Michael Park, 32, of no fixed address, appeared in court on Monday over an incident involving a woman who was waiting on a Toronto subway platform on Saturday afternoon.
Park’s victim, Sarah Gillis, told Canadian news outlet Global News that he approached her while she sat waiting for a train, asking her twice whether she was a Jew. When Gillis didn’t respond, Park gave a Nazi salute and asked her if she knew what the gesture meant.
“So I said to him, ‘Have a nice day,'” Gillis recalled. “That’s when he said, ‘You are a Jew,’ and he came towards me.”
Park abruptly grabbed Gillis, who is not Jewish, forcing her into a headlock before another man intervened, pulling him off. According to Gillis, Park then fled the scene by jumping on a subway train. Police arrested him on Sunday.
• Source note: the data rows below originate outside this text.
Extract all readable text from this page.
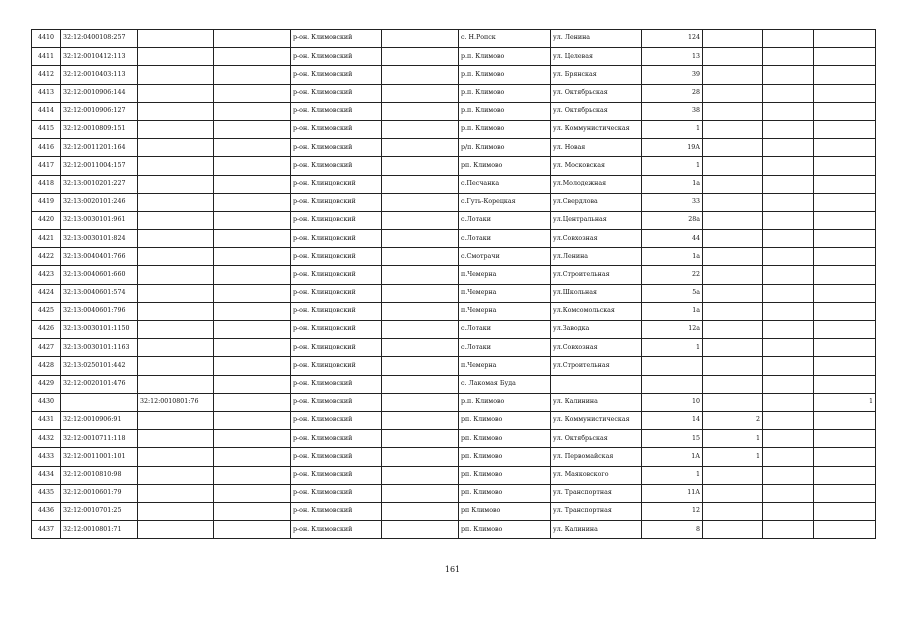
4410	32:12:0400108:257			р-он. Климовский		с. Н.Ропск	ул. Ленина	124			
4411	32:12:0010412:113			р-он. Климовский		р.п. Климово	ул. Целевая	13			
4412	32:12:0010403:113			р-он. Климовский		р.п. Климово	ул. Брянская	39			
4413	32:12:0010906:144			р-он. Климовский		р.п. Климово	ул. Октябрьская	28			
4414	32:12:0010906:127			р-он. Климовский		р.п. Климово	ул. Октябрьская	38			
4415	32:12:0010809:151			р-он. Климовский		р.п. Климово	ул. Коммунистическая	1			
4416	32:12:0011201:164			р-он. Климовский		р/п. Климово	ул. Новая	19А			
4417	32:12:0011004:157			р-он. Климовский		рп. Климово	ул. Московская	1			
4418	32:13:0010201:227			р-он. Клинцовский		с.Песчанка	ул.Молодежная	1а			
4419	32:13:0020101:246			р-он. Клинцовский		с.Гуть-Корецкая	ул.Свердлова	33			
4420	32:13:0030101:961			р-он. Клинцовский		с.Лотаки	ул.Центральная	28а			
4421	32:13:0030101:824			р-он. Клинцовский		с.Лотаки	ул.Совхозная	44			
4422	32:13:0040401:766			р-он. Клинцовский		с.Смотрачи	ул.Ленина	1а			
4423	32:13:0040601:660			р-он. Клинцовский		п.Чемерна	ул.Строительная	22			
4424	32:13:0040601:574			р-он. Клинцовский		п.Чемерна	ул.Школьная	5а			
4425	32:13:0040601:796			р-он. Клинцовский		п.Чемерна	ул.Комсомольская	1а			
4426	32:13:0030101:1150			р-он. Клинцовский		с.Лотаки	ул.Заводка	12а			
4427	32:13:0030101:1163			р-он. Клинцовский		с.Лотаки	ул.Совхозная	1			
4428	32:13:0250101:442			р-он. Клинцовский		п.Чемерна	ул.Строительная				
4429	32:12:0020101:476			р-он. Климовский		с. Лакомая Буда					
4430		32:12:0010801:76		р-он. Климовский		р.п. Климово	ул. Калинина	10			1
4431	32:12:0010906:91			р-он. Климовский		рп. Климово	ул. Коммунистическая	14	2		
4432	32:12:0010711:118			р-он. Климовский		рп. Климово	ул. Октябрьская	15	1		
4433	32:12:0011001:101			р-он. Климовский		рп. Климово	ул. Первомайская	1А	1		
4434	32:12:0010810:98			р-он. Климовский		рп. Климово	ул. Маяковского	1			
4435	32:12:0010601:79			р-он. Климовский		рп. Климово	ул. Транспортная	11А			
4436	32:12:0010701:25			р-он. Климовский		рп Климово	ул. Транспортная	12			
4437	32:12:0010801:71			р-он. Климовский		рп. Климово	ул. Калинина	8			
161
The attack was at least the third antisemitic outrage carried out by Park since July.
On July 6, a shirtless Park was photographed with a swastika drawn on his chest shortly after he was seen yelling antisemitic slurs and throwing objects at another person at Stanley Park, in the King Street West and Walnut Avenue area of the city. He was arrested nearby and charged with assault with a weapon as well as two municipal bylaw infractions related to behavior in parks.
However, four days later, there was another antisemitic incident involving Park, this time in the Yonge Street and Elm Street area. Again, Park displayed a drawing of a swastika on his chest and was heard yelling antisemitic slurs at three Jewish women.
When a man who witnessed the outrage confronted Park about his antisemitic language, he was punched multiple times.
On that occasion, Park was arrested not far from the scene and charged with one count of assault.
Following the news of Park’s latest arrest, the head of Canada’s main Jewish organization combating antisemitism urged an end to the “revolving door” bail system.
“Stronger judicial measures are needed to keep the Jewish community safe, especially during the High Holidays,” said Michael Mostyn, Chief Executive Officer of B’nai Brith Canada, in a statement. “We thank Toronto Police for their diligence in re-apprehending the accused, but the revolving door bail system must end.”
Mostyn added that there was “a strong public interest in denying bail to someone who repeatedly engages in unprovoked hate-motivated assaults.”
According to B’nai Brith Canada, Toronto’s Jews were the most targeted group for hate crimes in the city during the last year, accounting for 34% of the total number of offenses.